Probiere mal ob das Abdichten der Silent Wings was bringt, zur Not tuts da einfach etwas Klebeband. 

Und überhaupt, wenn die GPU unter Last auf 70°C geht... So what?


----------



## GlaeschenMaggi (18. August 2018)

*AW: Wassergekühlte 1080ti im Define R5*

Nun habe ich mal ein wenig was im Gehäuse umgebaut, der Radiator sitzt nun oben an den ersten zwei Lüfterplätzen von der Front des Gehäuses aus gesehen. Ich wollte den Radiator nicht direkt über den Kühlblock der CPU bauen, da die Temperatur der CPU ansonsten den Radiator beeinflusst hätte. Vorne saugen nun zwei Pure Wings 2 120mm und am Boden ein Fractal GP-14 Luft ins Gehäuse. Am Heck des Gehäuses sitzt immer noch der Silent Wing 3 mit 140mm. Aber nun bleibt die Temperatur in einem guten Bereich. Habe Unigine Heaven eine halbe Stunde Laufen lassen und die Temperatur hatte sich bei etwa 53°C eingependelt.


----------



## pope82 (19. August 2018)

*AW: Wassergekühlte 1080ti im Define R5*



evilgrin68 schrieb:


> Grad mal geschaut... Die Fractal Lüfter haben noch weniger Druck als die Silent Wings. Das kann nichts werden.
> 
> Ich hab ja das Define C TG und kann mich über die Luftzufuhr von vorn nicht beschweren. Den Radi für die CPU hab ich oben drin. Die verbauten Lüfter schaffen einen statische Druck von 0,2 bis 4,2 H2O. Lüfter für Zuluft laufen bei grad mal 5 Volt (Sommer 7 Volt) und es reicht.
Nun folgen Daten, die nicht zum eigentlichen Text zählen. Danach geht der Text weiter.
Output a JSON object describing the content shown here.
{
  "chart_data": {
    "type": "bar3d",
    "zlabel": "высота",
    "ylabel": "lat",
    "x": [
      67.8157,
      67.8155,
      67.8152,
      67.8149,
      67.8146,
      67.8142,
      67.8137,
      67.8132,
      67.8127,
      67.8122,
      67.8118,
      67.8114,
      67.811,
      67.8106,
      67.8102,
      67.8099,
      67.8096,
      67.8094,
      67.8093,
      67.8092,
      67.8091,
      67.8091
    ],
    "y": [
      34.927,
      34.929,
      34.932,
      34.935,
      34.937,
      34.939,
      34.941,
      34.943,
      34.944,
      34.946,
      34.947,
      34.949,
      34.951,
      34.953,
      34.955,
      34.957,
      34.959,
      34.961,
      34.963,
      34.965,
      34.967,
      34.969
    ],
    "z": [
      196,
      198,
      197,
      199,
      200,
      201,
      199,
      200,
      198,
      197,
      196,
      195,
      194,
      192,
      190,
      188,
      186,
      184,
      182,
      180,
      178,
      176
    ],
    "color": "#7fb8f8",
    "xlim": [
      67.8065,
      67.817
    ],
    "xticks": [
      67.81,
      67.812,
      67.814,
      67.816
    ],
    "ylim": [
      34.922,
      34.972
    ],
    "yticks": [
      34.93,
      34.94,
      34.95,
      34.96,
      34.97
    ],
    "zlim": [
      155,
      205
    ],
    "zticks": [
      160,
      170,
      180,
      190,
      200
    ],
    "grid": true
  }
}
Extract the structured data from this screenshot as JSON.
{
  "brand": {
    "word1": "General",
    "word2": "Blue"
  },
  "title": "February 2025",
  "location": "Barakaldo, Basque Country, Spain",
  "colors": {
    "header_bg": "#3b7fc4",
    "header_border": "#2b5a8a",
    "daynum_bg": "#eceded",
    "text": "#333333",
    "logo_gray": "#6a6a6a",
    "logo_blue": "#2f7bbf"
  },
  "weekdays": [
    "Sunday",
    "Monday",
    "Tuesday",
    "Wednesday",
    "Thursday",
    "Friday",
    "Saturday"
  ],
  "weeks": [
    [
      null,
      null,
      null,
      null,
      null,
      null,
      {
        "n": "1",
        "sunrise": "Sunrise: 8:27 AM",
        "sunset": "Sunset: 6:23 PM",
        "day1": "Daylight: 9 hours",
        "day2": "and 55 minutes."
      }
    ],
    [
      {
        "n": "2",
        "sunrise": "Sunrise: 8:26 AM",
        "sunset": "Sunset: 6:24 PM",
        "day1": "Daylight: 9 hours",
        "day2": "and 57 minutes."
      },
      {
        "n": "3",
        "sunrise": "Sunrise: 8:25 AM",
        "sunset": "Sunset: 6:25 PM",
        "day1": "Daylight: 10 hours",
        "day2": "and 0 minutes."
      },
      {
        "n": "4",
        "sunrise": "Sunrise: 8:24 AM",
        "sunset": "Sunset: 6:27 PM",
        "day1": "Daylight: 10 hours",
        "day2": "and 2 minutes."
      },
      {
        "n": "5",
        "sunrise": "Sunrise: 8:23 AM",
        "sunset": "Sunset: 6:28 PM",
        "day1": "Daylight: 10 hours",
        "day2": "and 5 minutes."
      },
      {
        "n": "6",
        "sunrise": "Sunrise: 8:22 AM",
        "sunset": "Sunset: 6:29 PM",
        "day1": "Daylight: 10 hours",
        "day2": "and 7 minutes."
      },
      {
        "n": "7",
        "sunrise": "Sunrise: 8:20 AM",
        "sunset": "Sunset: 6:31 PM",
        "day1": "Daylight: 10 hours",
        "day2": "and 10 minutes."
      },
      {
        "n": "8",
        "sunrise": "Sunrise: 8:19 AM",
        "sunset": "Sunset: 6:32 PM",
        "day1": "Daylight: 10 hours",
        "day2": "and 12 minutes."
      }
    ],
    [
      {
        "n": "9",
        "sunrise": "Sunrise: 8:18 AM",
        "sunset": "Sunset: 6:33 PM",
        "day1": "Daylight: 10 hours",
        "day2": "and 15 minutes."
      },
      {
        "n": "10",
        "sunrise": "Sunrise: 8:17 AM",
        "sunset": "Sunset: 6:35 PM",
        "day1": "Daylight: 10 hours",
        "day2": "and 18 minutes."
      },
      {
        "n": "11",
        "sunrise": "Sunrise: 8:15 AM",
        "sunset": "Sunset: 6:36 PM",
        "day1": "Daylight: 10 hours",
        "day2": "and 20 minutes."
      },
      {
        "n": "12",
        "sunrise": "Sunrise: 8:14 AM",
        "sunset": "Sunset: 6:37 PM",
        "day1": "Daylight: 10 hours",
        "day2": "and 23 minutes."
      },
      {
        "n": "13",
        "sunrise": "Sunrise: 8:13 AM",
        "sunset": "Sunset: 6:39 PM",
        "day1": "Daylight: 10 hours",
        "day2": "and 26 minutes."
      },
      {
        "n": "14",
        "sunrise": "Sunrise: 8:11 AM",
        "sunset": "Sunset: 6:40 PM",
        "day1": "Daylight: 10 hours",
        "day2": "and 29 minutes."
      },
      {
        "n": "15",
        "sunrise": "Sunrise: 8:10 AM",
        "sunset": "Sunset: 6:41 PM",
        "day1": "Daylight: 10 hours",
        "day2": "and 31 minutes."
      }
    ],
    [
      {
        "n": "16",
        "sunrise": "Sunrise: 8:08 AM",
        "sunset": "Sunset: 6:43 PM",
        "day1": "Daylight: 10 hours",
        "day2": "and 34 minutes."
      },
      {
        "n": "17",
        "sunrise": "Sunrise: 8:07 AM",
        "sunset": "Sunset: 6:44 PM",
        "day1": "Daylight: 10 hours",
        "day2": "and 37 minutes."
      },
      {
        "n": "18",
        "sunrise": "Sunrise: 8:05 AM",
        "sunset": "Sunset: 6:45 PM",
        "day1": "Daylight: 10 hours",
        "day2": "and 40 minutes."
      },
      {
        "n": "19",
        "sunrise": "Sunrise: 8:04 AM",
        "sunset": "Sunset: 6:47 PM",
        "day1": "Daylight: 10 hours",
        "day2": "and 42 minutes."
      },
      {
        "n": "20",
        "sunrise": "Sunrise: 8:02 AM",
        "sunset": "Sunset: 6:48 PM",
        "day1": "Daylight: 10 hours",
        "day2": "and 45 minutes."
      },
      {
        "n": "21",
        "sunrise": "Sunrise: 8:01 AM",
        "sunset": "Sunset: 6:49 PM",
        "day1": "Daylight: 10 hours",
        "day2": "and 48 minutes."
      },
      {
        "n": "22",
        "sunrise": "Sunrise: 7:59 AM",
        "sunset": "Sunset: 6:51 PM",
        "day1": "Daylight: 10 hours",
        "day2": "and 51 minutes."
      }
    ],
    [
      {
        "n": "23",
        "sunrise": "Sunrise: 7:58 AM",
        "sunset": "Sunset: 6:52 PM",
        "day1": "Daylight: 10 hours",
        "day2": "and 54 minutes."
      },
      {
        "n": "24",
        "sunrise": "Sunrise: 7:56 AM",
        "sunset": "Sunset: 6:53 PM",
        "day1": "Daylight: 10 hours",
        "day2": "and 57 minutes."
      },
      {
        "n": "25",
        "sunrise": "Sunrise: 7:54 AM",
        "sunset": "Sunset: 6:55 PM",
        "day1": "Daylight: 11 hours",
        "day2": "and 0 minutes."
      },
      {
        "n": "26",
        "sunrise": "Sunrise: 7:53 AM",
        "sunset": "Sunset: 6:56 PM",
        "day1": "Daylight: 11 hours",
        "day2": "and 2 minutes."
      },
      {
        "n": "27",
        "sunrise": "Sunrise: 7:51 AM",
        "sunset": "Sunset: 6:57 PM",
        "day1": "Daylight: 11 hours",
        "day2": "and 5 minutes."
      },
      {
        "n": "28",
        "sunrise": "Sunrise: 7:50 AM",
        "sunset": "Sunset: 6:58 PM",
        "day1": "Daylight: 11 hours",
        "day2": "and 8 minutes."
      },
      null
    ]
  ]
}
bitte dem threadersteller keine märchen von static pressure - lüftern erzählen. es gibt genug tests auf youtube und auch in schriftform, die belegen, dass der unterschied zu "airflow"-lüftern minimal ist. das kostet ihn nur geld und bringt ihm am ende vllt 2°C...
was am ende vom tag zählt ist nicht die form derlüfterblätter und nicht die dicke des radiators, sondern einfach nur die radiatorfläche. klar, wenn ich die wahl habe, kaufe ich static pressure für radiatoren. wenn ich allerdings schon silent wings rumliegen habe, sicher nicht. ist wie gesagt rausgeschmissenes geld.


----------



## GlaeschenMaggi (19. August 2018)

*AW: Wassergekühlte 1080ti im Define R5*

@pope82 keine Sorge, ich kaufe mir nicht extra deswegen neue Lüfter, ich schwöre seit einiger Zeit auf Silent Wings und die Silent Wings 3 sind ja inzwischen auch besser optimiert für den Einsatz auf Radiatoren als ihre Vorgänger. Ich habe auch schon einige Videos gesehen, in denen erklärt wurde, dass der Unterschied nur minimal sei. Inzwischen habe ich das Problem ja auch gelöst und die Silent Wings 3 machen ihren Job einwandfrei auf dem Radiator. Vorne an der Front hat die Versorgung mit kühler Luft einfach nicht so geklappt, aber jetzt, wo der Radiator oben am Deckel ist, ist es besser geworden. Jetzt habe ich in letzter Zeit sowieso schon genügend Geld für den PC ausgegeben, sodass jetzt wieder Sparen angesagt ist. Die nächste Anschaffung wird voraussichtlich in einiger Zeit eine neue CPU und ein neues Mainboard. Jedoch werde ich da erst wechseln, wenn sich der Wechsel wirklich lohnt, bisher fahre ich mit meinem 7700k noch ganz gut.


----------